Last Monday, Rouhani ordered the hanging of the poet and human rights activist. This occurred despite the fact that last month the United Nations Special Rapporteur on human rights in Iran, Ahmed Shaheed, as well as Christof Heyns (the UN’s expert addressing the executions), urged Iran to halt the surge in executions.
So what did this 32-year-old man really do?
Why was he convicted of “waging war on God,” being an “enemy of God,” spreading “corruption on earth,” and threatening “national security”? What was the crime that was horrendous enough to deserve a hanging? Did he go out and started throwing bombs at mosques or governmental infrastructure? Did he terrorize people or kill other citizens? Did he use any violent tactics?
No. His crime was using his pen. His crime was writing. Even in reading his poems, one would notice that there is nothing really controversial in them. There were poems depicting the beauty of his city and the lives in his community. In one of his poems he talks about “the blonde sun of Khuzestan.” Though in some poems and writings, he does talk about social inequality, he never incites any movement against the government.
According to The Jerusalem Post, Shaabani wrote in a letter: “[I] never participated in any armed activity, whatever the motives. I disagree with armed activities if there are other peaceful channels to make demands and express our wishes and aspirations.”
Shaabani continues in a letter he wrote to his family from prison on how he was not capable of ignoring the “hideous crimes against [minorities] Ahvazis, perpetrated by the Iranian authorities, particularly arbitrary and unjust executions,” adding, “I have tried to defend the legitimate right that every people in this world should have, which is the right to live freely with full civil rights. With all these miseries and tragedies, I have never used a weapon to fight these atrocious crimes except the pen.”
Under Sharia and Islamic Shiite laws, the punishment for writing is being convicted of “waging war against God,” punishable by hanging. It is crucial to point out that this 32-year-old man is not the first poet to be hanged for using his pen. According to Taheri, an Iranian journalist who reported in Asharq al-Awsat, “Shaabani is not the first Iranian poet to be murdered by the mullahs. The left-wing poet Sa’id Sultanpur was abducted on the day of his wedding on Khomeini’s orders and shot dead in a Tehran prison. Rahman Hatefi, writing under the pen-name of Heydar Mehregan, had his veins cut and was left to bleed to death in the Evin prison.”

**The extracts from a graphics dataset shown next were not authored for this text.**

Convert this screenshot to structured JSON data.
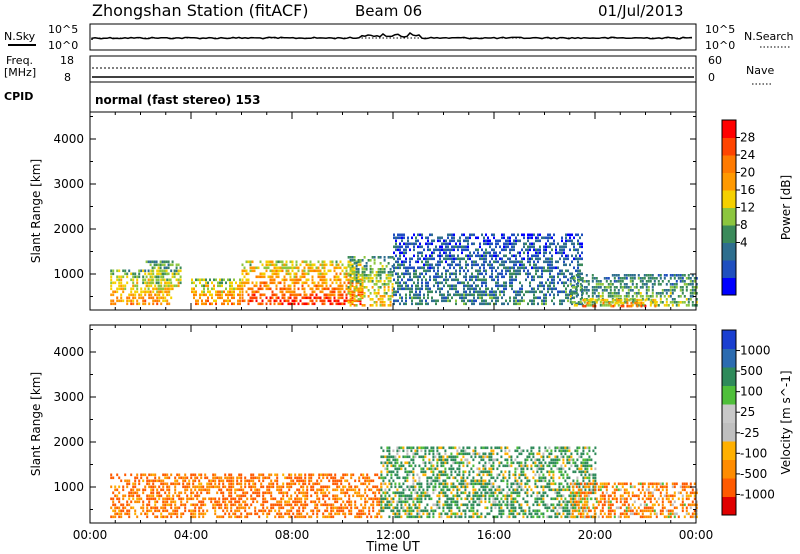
{
  "header": {
    "station": "Zhongshan Station (fitACF)",
    "beam": "Beam 06",
    "date": "01/Jul/2013"
  },
  "top_panels": {
    "nsky_label": "N.Sky",
    "nsky_ticks": [
      "10^5",
      "10^0"
    ],
    "nsearch_label": "N.Search",
    "nsearch_ticks": [
      "10^5",
      "10^0"
    ],
    "freq_label": "Freq.",
    "freq_unit": "[MHz]",
    "freq_ticks": [
      "18",
      "8"
    ],
    "nave_label": "Nave",
    "nave_ticks": [
      "60",
      "0"
    ],
    "cpid_label": "CPID",
    "cpid_value": "normal (fast stereo) 153"
  },
  "colors": {
    "power_scale": [
      "#0000ff",
      "#1f4fbf",
      "#2e6e8e",
      "#3a8a5a",
      "#8cc63f",
      "#f5d000",
      "#ff9900",
      "#ff7a00",
      "#ff4400",
      "#ff0000"
    ],
    "velocity_scale": [
      "#e00000",
      "#ff5a00",
      "#ff8c00",
      "#ffb000",
      "#bfbfbf",
      "#c8c8c8",
      "#4fbf3a",
      "#2e8a5a",
      "#2b6bb0",
      "#1a3fd0"
    ]
  },
  "chart_data": [
    {
      "type": "heatmap",
      "title": "Power",
      "xlabel": "Time UT",
      "ylabel": "Slant Range [km]",
      "x_ticks": [
        "00:00",
        "04:00",
        "08:00",
        "12:00",
        "16:00",
        "20:00",
        "00:00"
      ],
      "y_ticks": [
        "1000",
        "2000",
        "3000",
        "4000"
      ],
      "xlim_hours": [
        0,
        24
      ],
      "ylim_km": [
        200,
        4600
      ],
      "colorbar_label": "Power [dB]",
      "colorbar_ticks": [
        "28",
        "24",
        "20",
        "16",
        "12",
        "8",
        "4"
      ],
      "colorbar_range": [
        0,
        30
      ],
      "scatter_regions": [
        {
          "t0": 0.8,
          "t1": 3.2,
          "r0": 300,
          "r1": 1100,
          "level": 22
        },
        {
          "t0": 2.2,
          "t1": 3.6,
          "r0": 600,
          "r1": 1300,
          "level": 18
        },
        {
          "t0": 4.0,
          "t1": 6.0,
          "r0": 300,
          "r1": 900,
          "level": 24
        },
        {
          "t0": 6.0,
          "t1": 10.8,
          "r0": 300,
          "r1": 1300,
          "level": 27
        },
        {
          "t0": 10.2,
          "t1": 12.0,
          "r0": 300,
          "r1": 1400,
          "level": 18
        },
        {
          "t0": 12.0,
          "t1": 19.5,
          "r0": 300,
          "r1": 1900,
          "level": 9
        },
        {
          "t0": 19.0,
          "t1": 24.0,
          "r0": 300,
          "r1": 1000,
          "level": 14
        },
        {
          "t0": 19.5,
          "t1": 22.5,
          "r0": 250,
          "r1": 450,
          "level": 28
        }
      ]
    },
    {
      "type": "heatmap",
      "title": "Velocity",
      "xlabel": "Time UT",
      "ylabel": "Slant Range [km]",
      "x_ticks": [
        "00:00",
        "04:00",
        "08:00",
        "12:00",
        "16:00",
        "20:00",
        "00:00"
      ],
      "y_ticks": [
        "1000",
        "2000",
        "3000",
        "4000"
      ],
      "xlim_hours": [
        0,
        24
      ],
      "ylim_km": [
        200,
        4600
      ],
      "colorbar_label": "Velocity [m s^-1]",
      "colorbar_ticks": [
        "1000",
        "500",
        "100",
        "25",
        "-25",
        "-100",
        "-500",
        "-1000"
      ],
      "scatter_regions": [
        {
          "t0": 0.8,
          "t1": 11.5,
          "r0": 300,
          "r1": 1300,
          "velocity": -300
        },
        {
          "t0": 11.5,
          "t1": 20.0,
          "r0": 300,
          "r1": 1900,
          "velocity": 150
        },
        {
          "t0": 19.0,
          "t1": 24.0,
          "r0": 300,
          "r1": 1100,
          "velocity": -200
        }
      ]
    }
  ]
}
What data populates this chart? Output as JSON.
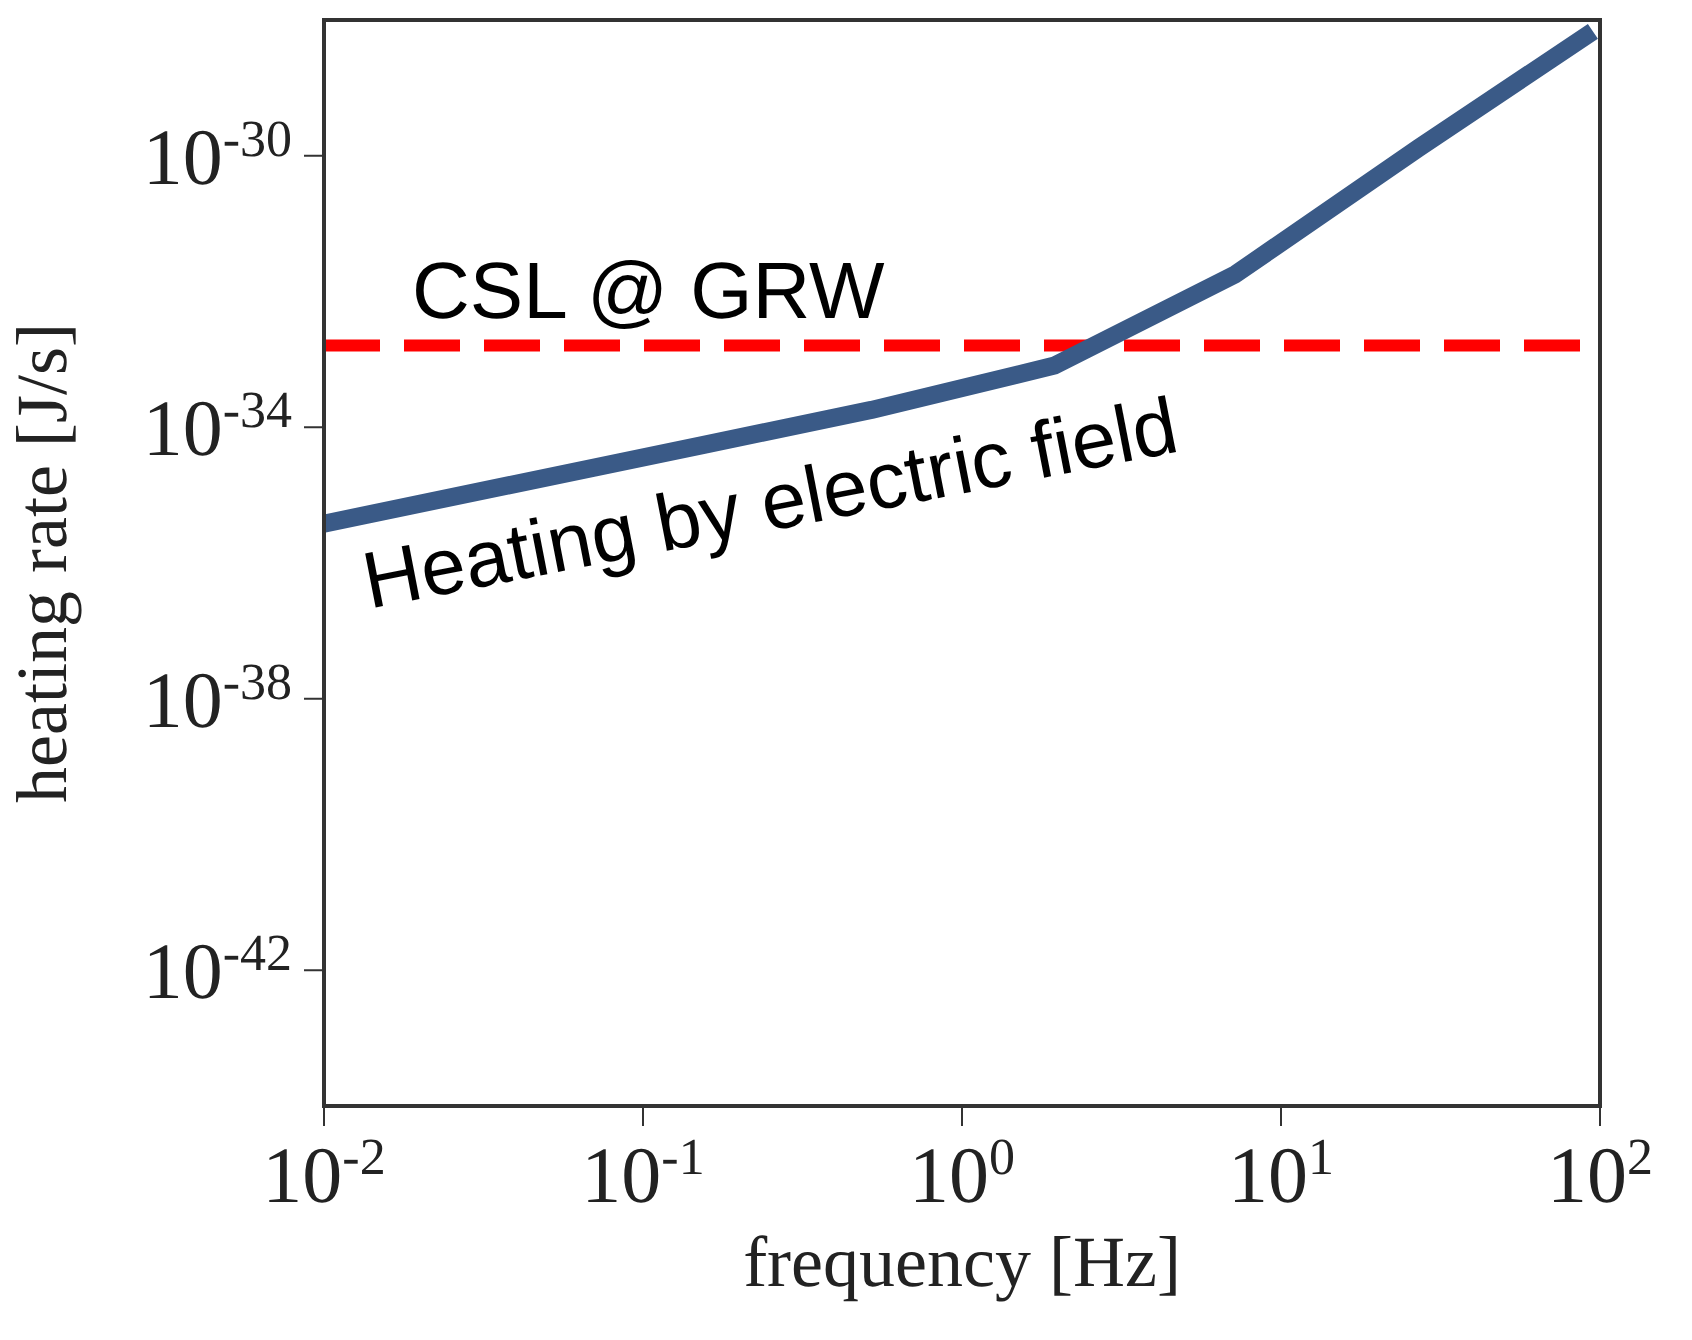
{
  "chart_data": {
    "type": "line",
    "xlabel": "frequency [Hz]",
    "ylabel": "heating rate [J/s]",
    "log": "xy",
    "marker": "none",
    "line_style": "solid",
    "x": [
      0.01,
      0.155,
      0.52,
      1.95,
      7.2,
      27,
      95
    ],
    "series": [
      {
        "color": "#3a5a87",
        "values": [
          3.8e-36,
          5.5e-35,
          1.8e-34,
          8.1e-34,
          1.8e-32,
          1.3e-30,
          6.8e-29
        ]
      }
    ],
    "xlim": [
      0.01,
      100
    ],
    "xticks": [
      {
        "value": 0.01,
        "label": "10$^{-2}$"
      },
      {
        "value": 0.1,
        "label": "10$^{-1}$"
      },
      {
        "value": 1,
        "label": "10$^{0}$"
      },
      {
        "value": 10,
        "label": "10$^{1}$"
      },
      {
        "value": 100,
        "label": "10$^{2}$"
      }
    ],
    "ylim": [
      1e-44,
      1e-28
    ],
    "yticks": [
      {
        "value": 1e-42,
        "label": "10$^{-42}$"
      },
      {
        "value": 1e-38,
        "label": "10$^{-38}$"
      },
      {
        "value": 1e-34,
        "label": "10$^{-34}$"
      },
      {
        "value": 1e-30,
        "label": "10$^{-30}$"
      }
    ],
    "ref_lines": [
      {
        "axis": "y",
        "value": 1.6e-33,
        "label": "CSL @ GRW",
        "color": "#ff0000",
        "line_style": "dashed"
      }
    ],
    "annotations": [
      "Heating by electric field"
    ]
  }
}
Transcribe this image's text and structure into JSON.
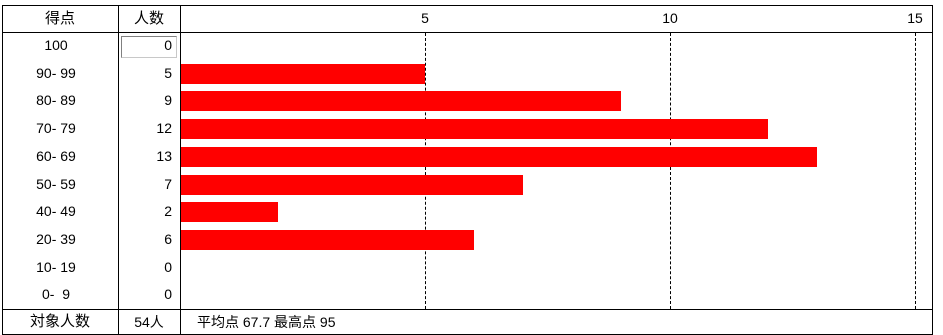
{
  "header": {
    "score_label": "得点",
    "count_label": "人数"
  },
  "chart_data": {
    "type": "bar",
    "orientation": "horizontal",
    "categories": [
      "100",
      "90- 99",
      "80- 89",
      "70- 79",
      "60- 69",
      "50- 59",
      "40- 49",
      "20- 39",
      "10- 19",
      "0-  9"
    ],
    "values": [
      0,
      5,
      9,
      12,
      13,
      7,
      2,
      6,
      0,
      0
    ],
    "xlim": [
      0,
      15
    ],
    "xticks": [
      5,
      10,
      15
    ],
    "grid": true,
    "bar_color": "#ff0000"
  },
  "footer": {
    "total_label": "対象人数",
    "total_value": "54人",
    "summary": "平均点 67.7 最高点 95"
  }
}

In addition, hangings based on perceived religious deviation have ratcheted up under the presidency of this “moderate” Iranian president, Hassan Rouhani. In fact, numbers show that human rights abuses are not only the same on the entire Iranian political spectrum, from “reformists, hardliner, or moderate Iranian presidents,” but in fact the atrocities have surged under reformist or moderate presidents such as Khatami, Rouhani, Rafsanjani, etc.
When the law of the land is based on Sharia and Shiite Islamic law of the ruling cleric like in the Islamic Republic of Iran, the crime for writing a poem becomes punishable by hanging and execution. While the international community is focusing on getting nuclear deals with Iran, it seems that any hope for condemnation for such actions has fallen to the wayside.
Addendum:
The Iranian journalist Amir Taheri, who has written of Shabaani’s poetry (which is mostly non-political) quoted Shabaani’s verse a few days after the poet’s killing by Iran’s presidential and judicial order.
“Seven Reasons Why I Should Die
By Hashem Shaabani
For seven days they shouted at me:
You are waging war on Allah!
Saturday, because you are an Arab!
Sunday, well, you are from Ahvaz
Monday, remember you are Iranian
Tuesday: You mock the sacred Revolution
Wednesday, didn’t you raise your voice for others?
Thursday, you are a poet and a bard
Friday: You’re a man, isn’t that enough to die?”